Burnt Chicken

Bafata sported a one room schoolhouse that taught local children from several surrounding villages. The only requirement for entrance was that the kids had to be Catholic. No animists or Muslims allowed. A lot of parents declared themselves Catholic just to get their kids into the school. At the school, the children would learn French, history, catechism and other largely western fare.

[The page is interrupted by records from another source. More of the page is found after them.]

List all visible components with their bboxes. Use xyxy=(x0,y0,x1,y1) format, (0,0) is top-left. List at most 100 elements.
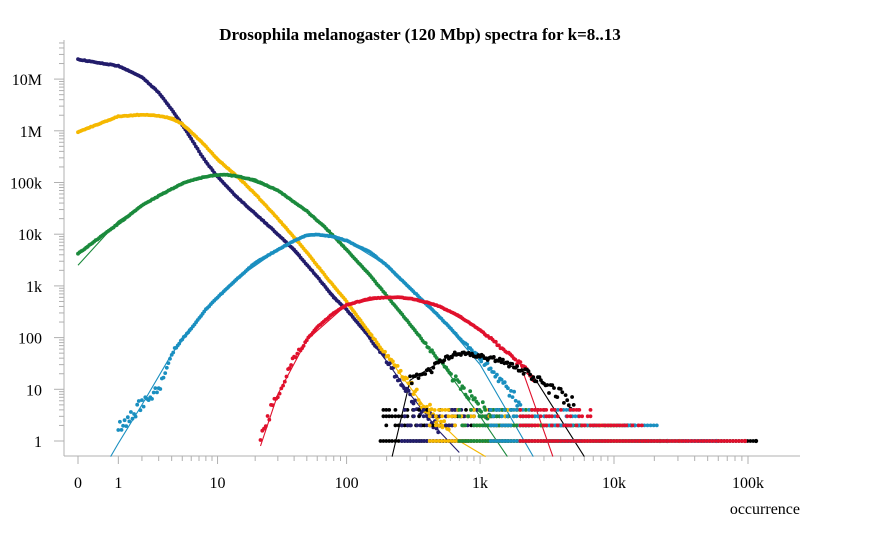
data-point xyxy=(591,423,596,428)
data-point xyxy=(387,408,392,412)
data-point xyxy=(497,439,501,443)
data-point xyxy=(577,439,582,443)
data-point xyxy=(719,439,723,443)
data-point xyxy=(742,438,748,444)
data-point xyxy=(421,408,426,412)
data-point xyxy=(431,365,436,370)
data-point xyxy=(460,439,465,443)
data-point xyxy=(396,414,401,419)
data-point xyxy=(488,423,493,428)
data-point xyxy=(521,423,526,428)
data-point xyxy=(457,439,462,443)
data-point xyxy=(416,398,421,402)
data-point xyxy=(402,386,406,391)
y-tick-label: 100 xyxy=(18,331,42,348)
data-point xyxy=(453,439,457,443)
data-point xyxy=(633,439,638,443)
data-point xyxy=(418,423,423,428)
data-point xyxy=(416,376,421,380)
data-point xyxy=(651,423,656,428)
data-point xyxy=(565,414,570,419)
data-point xyxy=(468,389,473,394)
data-point xyxy=(505,414,510,419)
data-point xyxy=(728,439,732,443)
data-point xyxy=(423,372,428,376)
data-point xyxy=(168,356,172,361)
data-point xyxy=(538,408,543,412)
data-point xyxy=(390,414,394,419)
data-point xyxy=(263,424,268,429)
data-point xyxy=(618,439,622,443)
data-point xyxy=(399,423,404,428)
data-point xyxy=(446,414,451,419)
axes: 1 10 100 1k 10k 100k 1M 10M 0 1 10 100 1k 10k 100k xyxy=(10,40,800,492)
data-point xyxy=(427,423,432,428)
data-point xyxy=(661,439,666,443)
data-point xyxy=(547,391,551,395)
data-point xyxy=(618,423,622,428)
data-point xyxy=(676,439,681,443)
data-point xyxy=(444,414,448,419)
data-point xyxy=(502,439,507,443)
data-point xyxy=(384,414,389,419)
data-point xyxy=(483,414,487,419)
data-point xyxy=(609,423,613,428)
data-point xyxy=(434,356,439,360)
data-point xyxy=(491,408,496,412)
data-point xyxy=(405,414,410,419)
data-point xyxy=(434,439,438,443)
data-point xyxy=(518,439,523,443)
data-point xyxy=(480,414,485,419)
data-point xyxy=(463,423,468,428)
data-point xyxy=(480,423,485,428)
data-point xyxy=(453,423,457,428)
data-point xyxy=(453,374,458,379)
data-point xyxy=(513,398,518,403)
data-point xyxy=(177,341,182,346)
data-point xyxy=(130,416,135,421)
data-point xyxy=(369,333,374,337)
data-point xyxy=(524,414,529,419)
data-point xyxy=(405,376,409,381)
data-point xyxy=(423,341,428,346)
data-point xyxy=(697,439,702,443)
data-point xyxy=(136,399,141,403)
data-point xyxy=(594,423,599,428)
data-point xyxy=(491,370,496,374)
data-point xyxy=(418,401,422,406)
data-point xyxy=(518,414,523,419)
data-point xyxy=(518,360,523,364)
data-point xyxy=(538,439,543,443)
data-point xyxy=(373,337,377,342)
data-point xyxy=(284,374,289,379)
data-point xyxy=(549,439,554,443)
data-point xyxy=(446,439,451,443)
data-point xyxy=(450,423,454,428)
data-point xyxy=(402,414,407,419)
data-point xyxy=(558,387,563,391)
data-point xyxy=(514,439,519,443)
data-point xyxy=(515,364,519,368)
data-point xyxy=(751,439,756,443)
y-tick-label: 1k xyxy=(26,279,42,296)
data-point xyxy=(505,423,510,428)
data-point xyxy=(153,386,158,390)
data-point xyxy=(600,423,604,428)
data-point xyxy=(748,439,753,443)
data-point xyxy=(457,380,461,384)
data-point xyxy=(521,372,526,376)
data-point xyxy=(453,408,457,412)
data-point xyxy=(381,414,386,419)
data-point xyxy=(141,404,146,409)
data-point xyxy=(477,408,482,412)
data-point xyxy=(434,423,438,428)
data-point xyxy=(560,390,565,395)
data-point xyxy=(494,439,499,443)
data-point xyxy=(499,439,504,443)
data-point xyxy=(421,414,426,419)
x-tick-label: 1k xyxy=(472,475,488,492)
data-point xyxy=(627,423,631,428)
data-point xyxy=(119,428,124,432)
data-point xyxy=(737,439,741,443)
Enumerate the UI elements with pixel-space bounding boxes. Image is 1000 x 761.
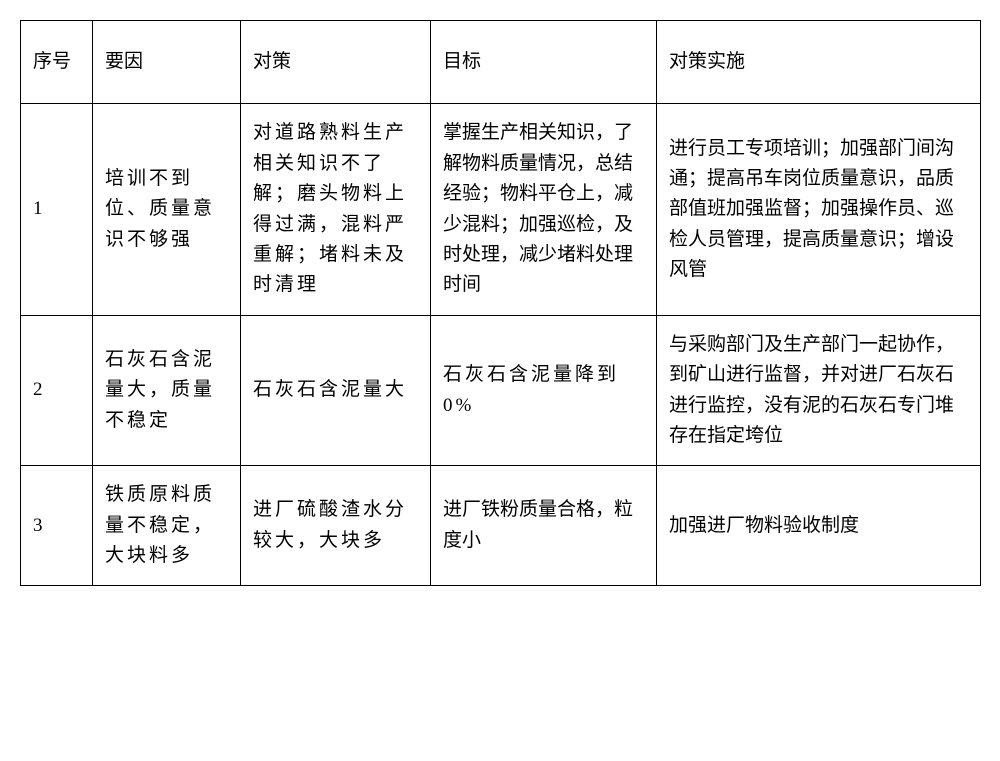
col-header-implementation: 对策实施 [657,21,981,104]
cell-implementation: 进行员工专项培训；加强部门间沟通；提高吊车岗位质量意识，品质部值班加强监督；加强… [657,104,981,315]
cell-seq: 2 [21,315,93,466]
cell-countermeasure: 进厂硫酸渣水分较大，大块多 [241,466,431,586]
col-header-cause: 要因 [93,21,241,104]
cell-cause: 培训不到位、质量意识不够强 [93,104,241,315]
col-header-seq: 序号 [21,21,93,104]
cell-seq: 1 [21,104,93,315]
col-header-countermeasure: 对策 [241,21,431,104]
table-row: 2 石灰石含泥量大，质量不稳定 石灰石含泥量大 石灰石含泥量降到 0% 与采购部… [21,315,981,466]
cell-cause: 铁质原料质量不稳定，大块料多 [93,466,241,586]
cell-implementation: 与采购部门及生产部门一起协作，到矿山进行监督，并对进厂石灰石进行监控，没有泥的石… [657,315,981,466]
cell-target: 进厂铁粉质量合格，粒度小 [431,466,657,586]
cell-target: 石灰石含泥量降到 0% [431,315,657,466]
countermeasures-table: 序号 要因 对策 目标 对策实施 1 培训不到位、质量意识不够强 对道路熟料生产… [20,20,981,586]
col-header-target: 目标 [431,21,657,104]
table-header-row: 序号 要因 对策 目标 对策实施 [21,21,981,104]
cell-target: 掌握生产相关知识，了解物料质量情况，总结经验；物料平仓上，减少混料；加强巡检，及… [431,104,657,315]
cell-implementation: 加强进厂物料验收制度 [657,466,981,586]
cell-countermeasure: 对道路熟料生产相关知识不了解；磨头物料上得过满，混料严重解；堵料未及时清理 [241,104,431,315]
table-row: 3 铁质原料质量不稳定，大块料多 进厂硫酸渣水分较大，大块多 进厂铁粉质量合格，… [21,466,981,586]
cell-countermeasure: 石灰石含泥量大 [241,315,431,466]
table-row: 1 培训不到位、质量意识不够强 对道路熟料生产相关知识不了解；磨头物料上得过满，… [21,104,981,315]
cell-seq: 3 [21,466,93,586]
cell-cause: 石灰石含泥量大，质量不稳定 [93,315,241,466]
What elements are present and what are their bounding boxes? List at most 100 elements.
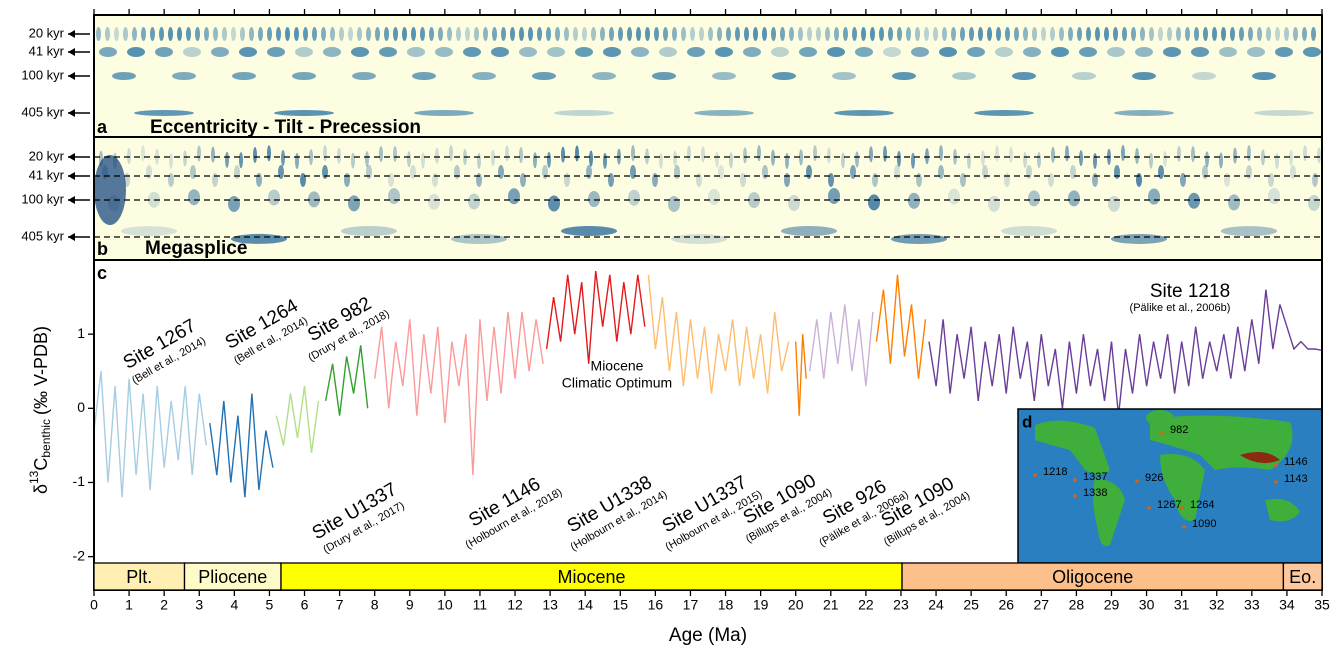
- spectrum-blob: [294, 27, 299, 41]
- spectrum-blob: [618, 27, 623, 41]
- spectrum-blob: [232, 72, 256, 80]
- spectrum-blob: [726, 27, 731, 41]
- spectrum-blob: [548, 195, 560, 212]
- x-tick-label: 15: [612, 597, 628, 613]
- spectrum-blob: [915, 27, 920, 41]
- spectrum-blob: [410, 165, 416, 180]
- spectrum-blob: [925, 148, 929, 165]
- map-site-dot: [1147, 506, 1151, 510]
- spectrum-blob: [652, 72, 676, 80]
- spectrum-blob: [211, 47, 229, 57]
- spectrum-blob: [1121, 145, 1125, 162]
- spectrum-blob: [806, 165, 812, 180]
- spectrum-blob: [995, 145, 999, 162]
- spectrum-blob: [554, 110, 614, 116]
- period-label: 100 kyr: [21, 67, 64, 82]
- spectrum-blob: [519, 147, 523, 164]
- x-tick-label: 0: [90, 597, 98, 613]
- spectrum-blob: [1224, 172, 1230, 187]
- x-tick-label: 14: [577, 597, 593, 613]
- spectrum-blob: [1311, 27, 1316, 41]
- spectrum-blob: [564, 27, 569, 41]
- spectrum-blob: [274, 110, 334, 116]
- spectrum-blob: [1107, 47, 1125, 57]
- y-tick-label: 1: [77, 325, 85, 341]
- spectrum-blob: [654, 27, 659, 41]
- spectrum-blob: [99, 47, 117, 57]
- spectrum-blob: [1303, 47, 1321, 57]
- spectrum-blob: [852, 27, 857, 41]
- spectrum-blob: [1079, 150, 1083, 167]
- epoch-bar: [1282, 562, 1323, 591]
- spectrum-blob: [911, 152, 915, 169]
- spectrum-blob: [952, 72, 976, 80]
- spectrum-blob: [197, 145, 201, 162]
- spectrum-blob: [897, 150, 901, 167]
- spectrum-blob: [267, 27, 272, 41]
- spectrum-blob: [344, 172, 350, 187]
- map-site-label: 926: [1145, 472, 1163, 484]
- spectrum-blob: [1268, 172, 1274, 187]
- spectrum-blob: [788, 194, 800, 211]
- spectrum-blob: [1070, 165, 1076, 180]
- spectrum-blob: [292, 72, 316, 80]
- spectrum-blob: [438, 27, 443, 41]
- x-tick-label: 9: [406, 597, 414, 613]
- panel-letter: b: [97, 239, 108, 259]
- x-tick-label: 16: [648, 597, 664, 613]
- panel-title: Eccentricity - Tilt - Precession: [150, 117, 421, 138]
- period-label: 100 kyr: [21, 191, 64, 206]
- spectrum-blob: [212, 172, 218, 187]
- y-label-part: 13: [27, 470, 41, 484]
- spectrum-blob: [659, 152, 663, 169]
- spectrum-blob: [300, 172, 306, 187]
- spectrum-blob: [967, 47, 985, 57]
- spectrum-blob: [1041, 27, 1046, 41]
- spectrum-blob: [402, 27, 407, 41]
- spectrum-blob: [1284, 27, 1289, 41]
- spectrum-blob: [772, 72, 796, 80]
- spectrum-blob: [121, 226, 177, 237]
- spectrum-blob: [267, 47, 285, 57]
- map-site-label: 1267: [1157, 499, 1181, 511]
- spectrum-blob: [1308, 194, 1320, 211]
- spectrum-blob: [1233, 147, 1237, 164]
- spectrum-blob: [1158, 165, 1164, 180]
- spectrum-blob: [542, 165, 548, 180]
- spectrum-blob: [799, 47, 817, 57]
- spectrum-blob: [582, 27, 587, 41]
- spectrum-blob: [1257, 27, 1262, 41]
- spectrum-blob: [295, 152, 299, 169]
- period-arrowhead: [68, 72, 75, 80]
- spectrum-blob: [1050, 27, 1055, 41]
- spectrum-blob: [1072, 72, 1096, 80]
- spectrum-blob: [694, 110, 754, 116]
- map-site-dot: [1073, 478, 1077, 482]
- spectrum-blob: [988, 195, 1000, 212]
- annotation: Climatic Optimum: [562, 375, 672, 391]
- spectrum-blob: [258, 27, 263, 41]
- x-tick-label: 34: [1279, 597, 1295, 613]
- spectrum-blob: [668, 195, 680, 212]
- map-site-label: 982: [1170, 424, 1188, 436]
- spectrum-blob: [195, 27, 200, 41]
- spectrum-blob: [172, 72, 196, 80]
- spectrum-blob: [1252, 72, 1276, 80]
- x-tick-label: 10: [437, 597, 453, 613]
- spectrum-blob: [141, 27, 146, 41]
- spectrum-blob: [718, 165, 724, 180]
- spectrum-blob: [1023, 47, 1041, 57]
- spectrum-blob: [366, 27, 371, 41]
- spectrum-blob: [780, 27, 785, 41]
- period-label: 20 kyr: [29, 25, 65, 40]
- spectrum-blob: [1266, 27, 1271, 41]
- spectrum-blob: [348, 195, 360, 212]
- epoch-bar: [901, 562, 1285, 591]
- spectrum-blob: [1026, 165, 1032, 180]
- spectrum-blob: [96, 27, 101, 41]
- spectrum-blob: [1065, 145, 1069, 162]
- spectrum-blob: [717, 27, 722, 41]
- spectrum-blob: [141, 145, 145, 162]
- series-line: [374, 311, 544, 476]
- map-highland: [1240, 451, 1280, 464]
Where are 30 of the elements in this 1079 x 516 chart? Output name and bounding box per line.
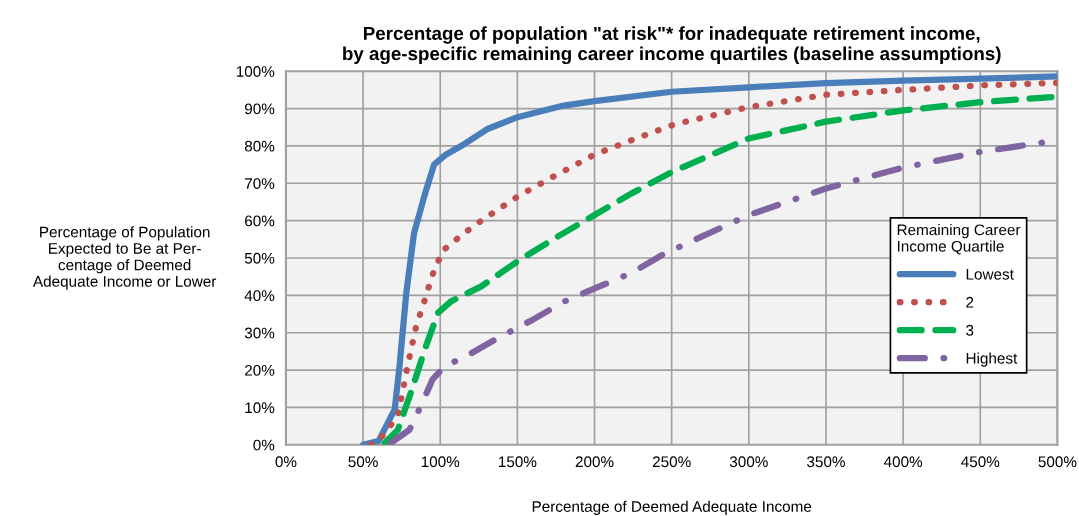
y-tick-label: 30% [244,327,275,339]
y-tick-label: 10% [245,402,275,414]
x-tick-label: 250% [652,456,691,468]
x-tick-label: 150% [499,456,537,468]
y-tick-label: 100% [236,66,275,77]
chart-title: Percentage of population "at risk"* for inadequate retirement income, by age-specific remaining career income quartiles (baseline assumptions) [343,26,1001,65]
x-axis-title: Percentage of Deemed Adequate Income [532,500,812,515]
y-tick-label: 90% [244,103,275,115]
y-tick-label: 40% [244,290,275,302]
y-tick-label: 80% [244,140,275,152]
legend-label: Lowest [966,269,1014,280]
y-tick-label: 70% [245,178,275,189]
x-tick-label: 0% [275,456,297,468]
x-tick-label: 400% [883,456,923,468]
y-tick-label: 50% [244,252,275,264]
legend-label: Highest [966,352,1018,367]
y-axis-title: Percentage of Population Expected to Be at Per- centage of Deemed Adequate Income or Lower [32,226,217,290]
x-tick-label: 350% [807,456,845,468]
x-tick-label: 500% [1038,456,1077,468]
y-tick-label: 60% [245,215,275,227]
x-tick-label: 100% [421,456,460,468]
y-tick-label: 20% [245,364,275,376]
x-tick-label: 300% [729,456,768,468]
x-tick-label: 450% [961,456,1000,468]
legend-title: Remaining Career Income Quartile [897,224,1021,255]
x-tick-label: 50% [348,456,378,468]
legend-label: 3 [966,324,974,336]
y-tick-label: 0% [253,439,275,451]
x-tick-label: 200% [575,456,614,468]
legend-label: 2 [966,296,974,308]
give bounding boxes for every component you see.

The school teacher was a Mankine tribesman named Jean N'Deki. He was unmarried and had no family in the village, so he was often lonely and looking for company. One day, a group of us were chatting with Jean in the evening. He invited us to stay for dinner and promised us a chicken. Eating meat was a luxury in the village that did not come around very often.

There were plenty of chickens around - scrawny, small things that had developed resistance against the various avian illnesses in the area, and were very hard to catch. There were also sheep, goats and even a few cattle in the village, but these were rarely slaughtered for food. More often they were used for barter. The village slaughtered a cow only once in the entire time that I was there.

So Jean's promise of chicken for dinner wasn't to be lightly ignored. Besides, hospitality being the major cultural value that it was in that part of the world, it would have been surpassingly rude to refuse. So we all accepted.

We sat around a small fire pit as Jean artfully snagged a chicken and broke its neck. This in itself was an odd start since the usual way to kill a chicken was by slicing its throat. The idea was to cut the artery without severing the head. I never quite mastered it, probably because my delicate urban sensibilities made me queasy every time I killed a chicken anyway, so I didn't get a lot of practice.

Usually, the chicken is then dipped briefly into a pot of boiling water. This loosens the feathers, which then can be "rubbed" off pretty much with just a swipe of the hand. But Jean had lit the fire and simply tossed the entire chicken into the flames. The feathers burned off instantly with a little *whoof*. Jean began talking animatedly to the rest of us. I couldn't believe that he was just going to leave the chicken in the fire, as though it were another log. Fascinated, I couldn't take my eyes off it.

It slowly blackened and turned to charcoal. After about 10 minutes it was a lump of charcoal in the outline of a chicken. At last, Jean took a stick, which he used as a poker. I figured that he was going to take the chicken out of the fire. I consoled my hungry stomach with the thought that there was still probably some meat on the thing deep inside.

But it wasn't done enough for Jean. He simply moved it around, turned it over, and left it in the fire. I was astonished.

After several more minutes he finally took it out of the fire. There was now no meat at all left on or in the chicken. He graciously broke off pieces of charcoal and handed them to us. We politely accepted his courtesy and ate them, nodding and telling him how good it was.

I suspect that each of us was having the same thought as we left: "We have GOT to find this man a wife!"